Die Musik und der Tap dance (Stepptanz) verwandeln mit dem Swing die Körper in reibungslos, akrobatische Maschinen. Anders gesagt: die immer schneller werdenden Maschinen werden mit dem Tap dance auf die Körper der Tänzer übertragen. Dabei ist zu bedenken, dass to tap im Englischen eine andere und größere Gebrauchsvielfalt aufweist als das Deutsche steppen. Denn to tap wird ebenso verwendet für einen Rhythmus schlagen, wie dass es mit einem auf eine Taste drücken auf das mechanische Schreiben auf Schreibmaschinen verweisen kann. In den 1930er Jahren tap/tippen Garnisonen von meist jungen Frauen auf Schreibmaschinen und liefern sich klackernde Wettbewerbe mit Männern auf Theaterbühnen im Schnellschreiben, wie in einem Film der British Pathé von einem internationalen Wettbewerb in Den Hague von 1938 zu sehen ist.[3]

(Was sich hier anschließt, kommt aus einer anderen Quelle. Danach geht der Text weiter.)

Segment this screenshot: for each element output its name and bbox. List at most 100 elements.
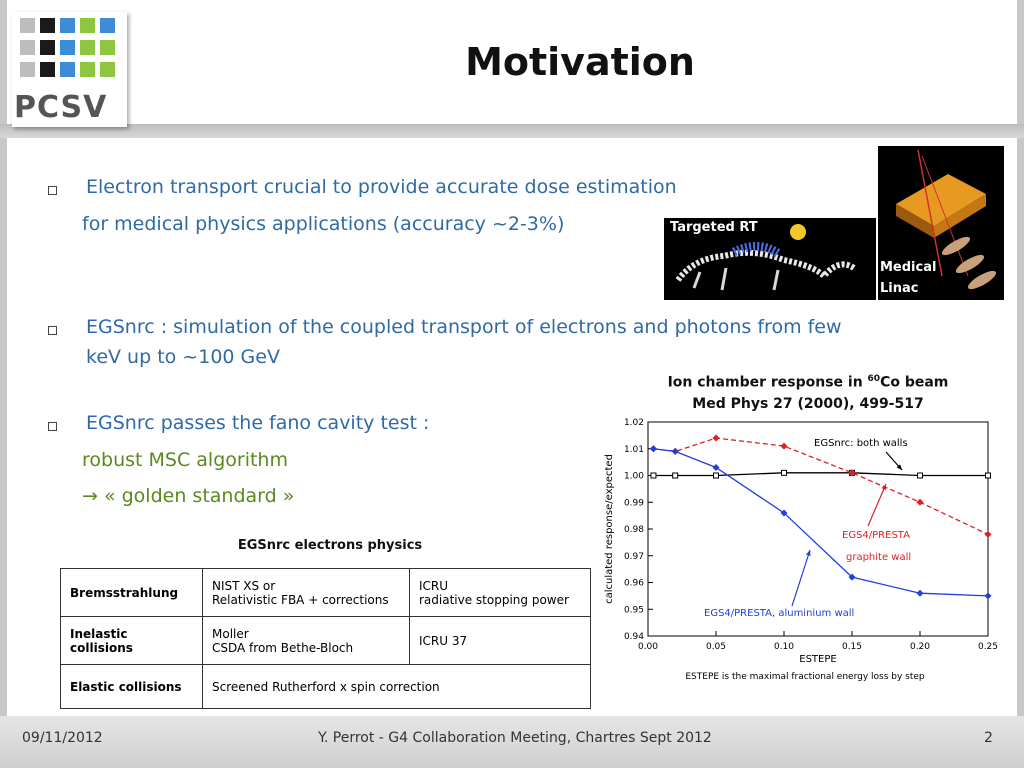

Obwohl Dinerstein mehrfach und ausführlich auf das Tempo der Maschinen eingeht, das auf die Körper der Arbeiter übergeht und sie verändert, bedenkt er leider nicht die weltweiten, internationalen Wettbewerbe im Schreibmaschinentippen mit hohem Unterhaltungswert. Diese Wettbewerbe in Schnelligkeit und Körperbeherrschung, vor allem Fingerfertigkeit der in der industriellen Produktion wichtigen menschlichen Hand bilden eine Schnittstelle von Maschine und Mensch, die auf Theaterbühnen oder in Vortragssälen Wettbewerb mit Unterhaltung verknüpfen.

Das Tempo der neuen Maschinen von der Lokomotive bis zum Ozeanliner, die nicht nur für Kreuzfahrten, sondern als immer schneller werdende Massen-Verkehrsmittel zwischen den Kontinenten genutzt wurden, treibt den Swing und den Tap dance an. Die Menschen nutzen nicht mehr nur Maschinen, vielmehr wird die menschliche Arbeit von Maschinen beherrscht.
„Yet human work directed by a machine threatened something essentially human and offended workers across class, gender, ethnicity and epoch. The Lowell “factory girls” of the 1840s desised the “ceasless din” of the belts, wheels and springs in constant motion; the skilled machinists of the 1840s loathed the stopwatch of the Taylorist consultant; the striking General Motors workers of the 1930s resented the tranny of “the line.””[4]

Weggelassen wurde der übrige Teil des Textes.